Uwe Füllgrabe – Psychologie der Eigensicherung. Überleben ist kein Zufall – Rezensiert von: Thomas Feltes

Füllgrabe, Uwe; Psychologie der Eigensicherung. Überleben ist kein Zufall; Richard Boorberg Verlag, 2019, 8., aktualisierte und erweiterte Auflage, 348 S.; ISBN 978-3-415-06486-7, gebunden 34,90 Euro, als e-Book 33.- Euro.

Wenn ein Buch damit beworben wird, dass es eine „Tatsache“ sei, „dass sich in der letzten Zeit nicht nur Angriffe auf Polizisten häufen, sondern auch auf Feuerwehrleute und Rettungskräfte“ und dies die Notwendigkeit dieses Buches belege, dann wird man als Kriminologe hellhörig. Denn der Anstieg, von dem hier ausgegangen wird, ist nicht belegt, wird aber oft (vor allem von Polizeigewerkschaften) behauptet. Angestiegen ist sicherlich die öffentliche Wahrnehmung dieses Problems, und angestiegen sind auch die Klagen von Polizeibeamt*innen und Einsatzkräften über Gewalt im Einsatzalltag. Gleichermaßen angestiegen sind aber auch die Berichte über Gewalt durch Polizeibeamt*innen – wobei in Deutschland Fälle wie in den USA oder Großbritannien unbekannt sind, bei denen (so in den USA) mehrere Millionen Dollar[1] oder (wie zuletzt in GB immerhin 270.000.- Euro) Schadensersatz gezahlt wird, weil Polizeibeamt*innen unangemessene Gewalt angewendet haben[2]. Bei uns bewegen sich diese Summen, sofern überhaupt gezahlt wird, im drei- oder unteren vierstelligen Bereich[3].
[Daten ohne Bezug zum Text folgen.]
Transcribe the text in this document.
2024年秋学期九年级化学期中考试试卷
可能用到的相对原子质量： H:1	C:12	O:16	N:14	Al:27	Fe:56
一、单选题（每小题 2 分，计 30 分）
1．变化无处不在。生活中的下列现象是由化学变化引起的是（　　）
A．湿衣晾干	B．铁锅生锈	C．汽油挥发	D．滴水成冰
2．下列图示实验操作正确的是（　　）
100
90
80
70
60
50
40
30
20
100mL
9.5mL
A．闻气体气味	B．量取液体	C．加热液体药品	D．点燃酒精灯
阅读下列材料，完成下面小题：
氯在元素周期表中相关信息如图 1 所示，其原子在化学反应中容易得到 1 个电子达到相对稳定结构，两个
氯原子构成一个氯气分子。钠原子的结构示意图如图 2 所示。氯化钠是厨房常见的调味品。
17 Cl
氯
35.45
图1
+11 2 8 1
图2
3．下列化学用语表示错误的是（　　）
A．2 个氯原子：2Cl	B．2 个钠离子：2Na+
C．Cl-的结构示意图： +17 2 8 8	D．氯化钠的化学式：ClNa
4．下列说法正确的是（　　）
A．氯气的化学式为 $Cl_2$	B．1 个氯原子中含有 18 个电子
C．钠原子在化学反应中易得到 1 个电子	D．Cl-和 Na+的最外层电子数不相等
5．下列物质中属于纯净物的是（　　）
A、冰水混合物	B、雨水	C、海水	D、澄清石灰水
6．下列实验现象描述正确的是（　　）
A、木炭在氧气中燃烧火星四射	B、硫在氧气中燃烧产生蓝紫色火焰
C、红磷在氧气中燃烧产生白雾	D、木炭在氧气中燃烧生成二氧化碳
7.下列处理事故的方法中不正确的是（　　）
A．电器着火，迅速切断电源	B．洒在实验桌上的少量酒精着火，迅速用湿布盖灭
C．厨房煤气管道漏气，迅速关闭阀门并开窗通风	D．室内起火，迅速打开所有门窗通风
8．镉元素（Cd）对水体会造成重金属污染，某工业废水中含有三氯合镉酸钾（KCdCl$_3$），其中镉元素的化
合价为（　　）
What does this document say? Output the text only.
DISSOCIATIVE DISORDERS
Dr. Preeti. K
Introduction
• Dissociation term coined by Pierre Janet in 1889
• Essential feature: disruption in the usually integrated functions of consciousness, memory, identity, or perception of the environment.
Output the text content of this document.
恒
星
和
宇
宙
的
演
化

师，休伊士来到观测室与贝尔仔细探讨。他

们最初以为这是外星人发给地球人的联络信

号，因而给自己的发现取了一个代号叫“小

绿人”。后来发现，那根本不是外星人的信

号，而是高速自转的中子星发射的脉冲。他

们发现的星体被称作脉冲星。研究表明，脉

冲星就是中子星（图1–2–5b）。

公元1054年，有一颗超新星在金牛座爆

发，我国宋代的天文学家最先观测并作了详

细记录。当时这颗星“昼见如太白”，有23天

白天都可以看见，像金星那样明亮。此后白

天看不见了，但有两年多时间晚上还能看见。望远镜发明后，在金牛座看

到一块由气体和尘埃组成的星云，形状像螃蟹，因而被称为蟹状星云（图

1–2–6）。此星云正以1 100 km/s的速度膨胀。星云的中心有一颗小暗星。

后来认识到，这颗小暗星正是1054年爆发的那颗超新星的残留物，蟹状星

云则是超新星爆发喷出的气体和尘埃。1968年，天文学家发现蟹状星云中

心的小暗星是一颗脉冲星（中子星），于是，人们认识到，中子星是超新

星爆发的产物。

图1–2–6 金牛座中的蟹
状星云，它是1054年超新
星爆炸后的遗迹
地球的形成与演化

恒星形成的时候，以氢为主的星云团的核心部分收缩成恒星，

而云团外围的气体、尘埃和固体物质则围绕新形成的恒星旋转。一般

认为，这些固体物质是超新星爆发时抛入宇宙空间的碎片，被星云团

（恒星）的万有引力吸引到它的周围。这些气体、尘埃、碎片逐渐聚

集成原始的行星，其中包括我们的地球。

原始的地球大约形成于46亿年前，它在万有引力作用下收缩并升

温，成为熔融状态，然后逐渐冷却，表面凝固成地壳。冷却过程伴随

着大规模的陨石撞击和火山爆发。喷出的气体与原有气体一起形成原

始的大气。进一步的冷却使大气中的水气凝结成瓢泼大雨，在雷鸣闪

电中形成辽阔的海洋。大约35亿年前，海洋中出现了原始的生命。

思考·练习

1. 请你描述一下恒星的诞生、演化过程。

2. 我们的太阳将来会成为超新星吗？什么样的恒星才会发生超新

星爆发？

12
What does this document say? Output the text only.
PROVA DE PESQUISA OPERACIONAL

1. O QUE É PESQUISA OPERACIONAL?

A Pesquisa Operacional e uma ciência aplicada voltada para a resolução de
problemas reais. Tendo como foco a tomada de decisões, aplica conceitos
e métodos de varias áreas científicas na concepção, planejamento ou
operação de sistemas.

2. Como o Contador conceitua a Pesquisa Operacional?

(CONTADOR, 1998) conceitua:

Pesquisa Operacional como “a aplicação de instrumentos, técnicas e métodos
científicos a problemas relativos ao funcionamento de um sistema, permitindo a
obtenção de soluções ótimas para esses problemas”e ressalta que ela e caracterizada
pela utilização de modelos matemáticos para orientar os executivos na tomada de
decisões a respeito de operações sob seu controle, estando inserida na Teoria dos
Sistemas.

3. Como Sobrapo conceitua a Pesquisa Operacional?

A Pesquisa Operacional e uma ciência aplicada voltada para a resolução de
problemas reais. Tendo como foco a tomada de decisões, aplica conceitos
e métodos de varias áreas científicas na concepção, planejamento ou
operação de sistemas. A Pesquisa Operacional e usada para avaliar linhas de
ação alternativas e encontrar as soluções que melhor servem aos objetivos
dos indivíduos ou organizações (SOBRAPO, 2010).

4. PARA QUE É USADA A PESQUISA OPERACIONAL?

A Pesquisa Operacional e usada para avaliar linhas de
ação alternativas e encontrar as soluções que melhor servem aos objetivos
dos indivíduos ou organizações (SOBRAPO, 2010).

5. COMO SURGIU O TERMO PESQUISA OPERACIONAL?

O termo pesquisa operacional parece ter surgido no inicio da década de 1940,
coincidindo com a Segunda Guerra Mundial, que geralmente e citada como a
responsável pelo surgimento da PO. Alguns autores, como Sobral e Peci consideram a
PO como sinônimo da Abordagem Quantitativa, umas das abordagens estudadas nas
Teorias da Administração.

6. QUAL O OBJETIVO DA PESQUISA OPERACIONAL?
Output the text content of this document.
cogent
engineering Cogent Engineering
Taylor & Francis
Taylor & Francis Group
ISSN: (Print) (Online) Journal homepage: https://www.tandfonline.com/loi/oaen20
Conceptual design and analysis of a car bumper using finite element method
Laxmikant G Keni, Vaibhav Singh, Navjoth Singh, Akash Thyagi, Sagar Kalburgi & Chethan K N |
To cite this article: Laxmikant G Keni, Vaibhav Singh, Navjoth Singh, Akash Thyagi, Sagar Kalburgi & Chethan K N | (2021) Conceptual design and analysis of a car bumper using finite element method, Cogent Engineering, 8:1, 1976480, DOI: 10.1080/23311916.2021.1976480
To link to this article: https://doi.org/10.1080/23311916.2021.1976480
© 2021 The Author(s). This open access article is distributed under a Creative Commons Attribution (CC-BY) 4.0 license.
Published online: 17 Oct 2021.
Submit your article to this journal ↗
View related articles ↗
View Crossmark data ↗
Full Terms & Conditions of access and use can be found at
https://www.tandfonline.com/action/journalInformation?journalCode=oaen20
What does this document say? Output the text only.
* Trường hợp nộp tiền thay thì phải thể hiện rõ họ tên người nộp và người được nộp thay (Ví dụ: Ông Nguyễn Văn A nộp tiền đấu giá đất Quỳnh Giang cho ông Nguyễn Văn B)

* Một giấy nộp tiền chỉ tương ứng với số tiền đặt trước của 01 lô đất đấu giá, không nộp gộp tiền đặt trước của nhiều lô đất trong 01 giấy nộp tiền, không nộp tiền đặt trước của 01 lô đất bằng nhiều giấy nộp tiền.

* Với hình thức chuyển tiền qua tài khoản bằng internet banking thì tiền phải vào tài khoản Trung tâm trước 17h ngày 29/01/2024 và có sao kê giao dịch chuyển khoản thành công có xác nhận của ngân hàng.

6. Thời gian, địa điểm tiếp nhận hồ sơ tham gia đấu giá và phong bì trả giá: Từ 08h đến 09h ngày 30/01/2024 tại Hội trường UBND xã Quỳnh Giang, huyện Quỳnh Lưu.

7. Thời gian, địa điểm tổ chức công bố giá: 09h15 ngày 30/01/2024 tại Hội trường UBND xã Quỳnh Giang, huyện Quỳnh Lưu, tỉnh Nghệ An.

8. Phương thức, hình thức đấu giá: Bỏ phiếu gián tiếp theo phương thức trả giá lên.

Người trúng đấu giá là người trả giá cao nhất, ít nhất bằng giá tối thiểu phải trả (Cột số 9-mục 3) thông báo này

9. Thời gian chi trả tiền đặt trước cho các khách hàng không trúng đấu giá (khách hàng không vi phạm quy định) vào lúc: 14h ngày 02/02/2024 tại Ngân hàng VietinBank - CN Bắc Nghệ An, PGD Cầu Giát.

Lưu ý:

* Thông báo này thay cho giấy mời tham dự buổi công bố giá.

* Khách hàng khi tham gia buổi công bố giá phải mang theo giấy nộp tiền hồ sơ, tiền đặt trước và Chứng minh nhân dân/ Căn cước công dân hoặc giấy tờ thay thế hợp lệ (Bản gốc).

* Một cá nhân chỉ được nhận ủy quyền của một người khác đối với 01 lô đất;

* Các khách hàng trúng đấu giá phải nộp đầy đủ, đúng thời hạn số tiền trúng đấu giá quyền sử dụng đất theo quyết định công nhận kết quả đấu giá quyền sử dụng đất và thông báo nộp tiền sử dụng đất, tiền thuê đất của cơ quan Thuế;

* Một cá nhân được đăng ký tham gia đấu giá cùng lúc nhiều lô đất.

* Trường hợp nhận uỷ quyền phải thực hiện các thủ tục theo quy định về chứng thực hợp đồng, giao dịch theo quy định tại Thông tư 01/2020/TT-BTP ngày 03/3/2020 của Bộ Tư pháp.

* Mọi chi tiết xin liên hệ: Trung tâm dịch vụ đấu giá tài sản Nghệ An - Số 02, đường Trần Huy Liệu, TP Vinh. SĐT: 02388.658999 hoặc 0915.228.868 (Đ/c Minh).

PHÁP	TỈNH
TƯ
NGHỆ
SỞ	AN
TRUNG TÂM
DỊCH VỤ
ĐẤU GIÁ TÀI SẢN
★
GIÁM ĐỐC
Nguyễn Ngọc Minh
Ungeachtet der Frage, welche Wahrheit oder Wahrnehmung nun „richtig“ ist, ist das Buch von Füllgrabe[4] hilfreich und notwendig. Es zeigt auf, dass das Beherrschen von Kampfsport allein nicht immer gegen Angreifer hilft, und dass der Ruf nach mehr Repression durch Politik und Gewerkschaften eher wohlfeil ist. Psychologische Faktoren spielen bei Konflikten im Polizeialltag eine wichtige, vielleicht sogar die entscheidende Rolle, wie ein Projektbericht der Kriminologischen Forschungsgruppe der Bayerischen Polizei unter dem Titel „Konflikte im Polizeialltag. Eine Analyse von Beschwerden gegen Polizeibeamte und Körperverletzungen im Amt in Bayern“ jüngst gezeigt hat[5]. Hier konnten besondere Merkmale der Konfliktinteraktion ebenso herausgearbeitet werden, wie Eskalationsverläufe bei Körperverletzungen im Amt analysiert und (de-)eskalierende Faktoren festgehalten wurden. Die Ergebnisse der Auswertung deuten darauf hin, dass es bei gestörten   Interaktionsverläufen häufig schon frühe Warnzeichen gibt. Werden diese erkannt, kann rechtzeitig gegengesteuert werden. Die Autoren der Studie schreiben u.a.: „Verbale Kommunikation ist ein einflussreiches Mittel im Vorfeld gewalttätiger Auseinandersetzungen zwischen Polizeibeamtem und Bürger. Sofern es die Situation erlaubt, sollten Maßnahmen wiederholt und ausführlich erläutert und unmittelbarer Zwang nicht „voreilig“ angekündigt werden. Dies kann zu einer Beruhigung der Lage beitragen, selbst dann noch, wenn das polizeiliche Gegenüber bereits fixiert wurde. Ein verfrühtes Einsetzen von Gewalt kann die körperliche Auseinandersetzung im weiteren Verlauf jedoch sogar verschärfen“ (aaO. S. 262).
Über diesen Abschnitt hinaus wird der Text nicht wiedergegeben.